Prayer was not even part of my thinking when I was introduced to the Program of Alcoholics Anonymous. Meditation was something that was just something that I read about that “those people” did. It contained snakes coming out of baskets and a flute playing in the background. Upon entering AA, I was quickly advised that this was not a religious program but it was deeply spiritual. I, of course, thought that they were only playing with semantics and that there was no difference.
I very quickly was able to see that there was something really different about many of these AAs. The difference was that, before, they had been just as miserable and undesirable as I was. Now they were happy, joyous, and free. They had a spark of life about them that did not exist before. I was willing to go to any lengths to get what they were showing me.
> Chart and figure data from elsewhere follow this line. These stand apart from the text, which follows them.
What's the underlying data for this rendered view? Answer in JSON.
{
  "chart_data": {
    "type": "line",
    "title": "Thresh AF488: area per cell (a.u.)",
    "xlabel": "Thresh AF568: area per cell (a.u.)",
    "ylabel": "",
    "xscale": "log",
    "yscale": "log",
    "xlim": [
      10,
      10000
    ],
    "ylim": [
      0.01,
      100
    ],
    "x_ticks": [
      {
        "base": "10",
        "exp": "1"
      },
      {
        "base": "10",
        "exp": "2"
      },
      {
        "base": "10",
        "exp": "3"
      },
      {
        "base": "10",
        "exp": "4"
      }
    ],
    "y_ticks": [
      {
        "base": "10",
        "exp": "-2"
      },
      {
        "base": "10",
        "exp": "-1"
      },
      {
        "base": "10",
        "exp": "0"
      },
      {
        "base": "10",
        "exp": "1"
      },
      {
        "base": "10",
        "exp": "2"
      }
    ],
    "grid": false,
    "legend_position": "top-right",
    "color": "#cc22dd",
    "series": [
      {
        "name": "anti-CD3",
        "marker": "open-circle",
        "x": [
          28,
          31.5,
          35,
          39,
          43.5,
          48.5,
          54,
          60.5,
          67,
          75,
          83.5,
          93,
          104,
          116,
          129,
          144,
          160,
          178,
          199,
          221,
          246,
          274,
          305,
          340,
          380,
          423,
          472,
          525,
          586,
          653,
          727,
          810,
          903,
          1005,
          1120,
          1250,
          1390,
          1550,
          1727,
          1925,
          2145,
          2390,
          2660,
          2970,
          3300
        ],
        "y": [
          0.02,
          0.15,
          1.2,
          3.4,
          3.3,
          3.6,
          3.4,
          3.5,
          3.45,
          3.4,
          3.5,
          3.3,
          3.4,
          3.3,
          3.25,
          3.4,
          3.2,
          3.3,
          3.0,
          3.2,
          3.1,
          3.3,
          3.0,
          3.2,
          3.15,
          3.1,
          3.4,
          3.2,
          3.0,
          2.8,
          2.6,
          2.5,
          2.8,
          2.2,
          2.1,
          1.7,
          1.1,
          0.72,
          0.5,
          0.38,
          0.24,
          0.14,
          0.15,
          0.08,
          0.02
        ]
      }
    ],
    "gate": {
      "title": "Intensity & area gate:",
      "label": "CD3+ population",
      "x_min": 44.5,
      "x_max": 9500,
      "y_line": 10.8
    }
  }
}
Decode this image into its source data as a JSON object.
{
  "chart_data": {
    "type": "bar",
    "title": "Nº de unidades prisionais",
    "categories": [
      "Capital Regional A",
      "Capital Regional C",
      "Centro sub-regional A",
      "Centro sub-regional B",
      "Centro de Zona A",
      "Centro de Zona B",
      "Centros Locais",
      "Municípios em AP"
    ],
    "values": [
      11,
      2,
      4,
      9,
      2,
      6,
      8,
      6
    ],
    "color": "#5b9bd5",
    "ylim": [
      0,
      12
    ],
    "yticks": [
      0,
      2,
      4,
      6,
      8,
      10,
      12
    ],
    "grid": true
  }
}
These AAs introduced me to the teachings of Emmet Fox. Dr. Fox had been the Spiritual Advisor for Bill W. and many of the first members of the then new AA. His Sermon on the Mount was used as the first Big Book. This was before Bill wrote the one that we still use. I read The Sermon on the Mount numerous times and started giving it as a gift along with the Big Book. Several of the books, letters, and essays that Dr. Fox wrote said the same thing about prayer. “Every thought is a prayer.”
WOW! That statement smacked me upside the head and filled me with both apprehension and awe. Apprehension came when I thought of the many obscene, violent, negative thoughts that I had on a regular basis. I wondered if I thought of doing serious harm to someone, if I were praying for it to happen. And if so, what kind of rotten so and so did that make me? This was very quickly overruled by the feeling of awe over knowing that I could pray for something or someone by just thinking and/or saying the thought in my own language. I didn’t have to use thees, thys, and so called religious talk that I had learned of in my youth.
If every thought is a prayer, I can pray meaningfully for anything just by thinking of it. This led to me talking with my Higher Power. I now choose to call It God. Just as if He were a friend sitting next to me in the car or living room or porch. Step 11 tells us: “Sought through prayer and meditation to improve our conscious contact with God as we understood Him, praying only for knowledge of His will for us and the power to carry that out.” To do this, I talk on a regular basis to my Higher Power as mentioned above just like talking with a friend.
In my stage of meditation, I believe that this happens when I get the guidance that I requested from God. It always comes, whether or not I like the response. I say a prayer for guidance. This is then followed by an “instinct” or “inspiration” which I once shrugged off. The thing that I am comfortable with by using these tools is, that if I am comfortable with going where I am being guided, I am doing God’s will. If I am apprehensive at all, I stop and reassess. Why stop? Because it just might not be His will.
So, to me, the answer to the question posed in the topic is that each and every thought that I have is a prayer. That is why it is so important for me to watch my thoughts closely. And then act accordingly. Very simple but not always easy!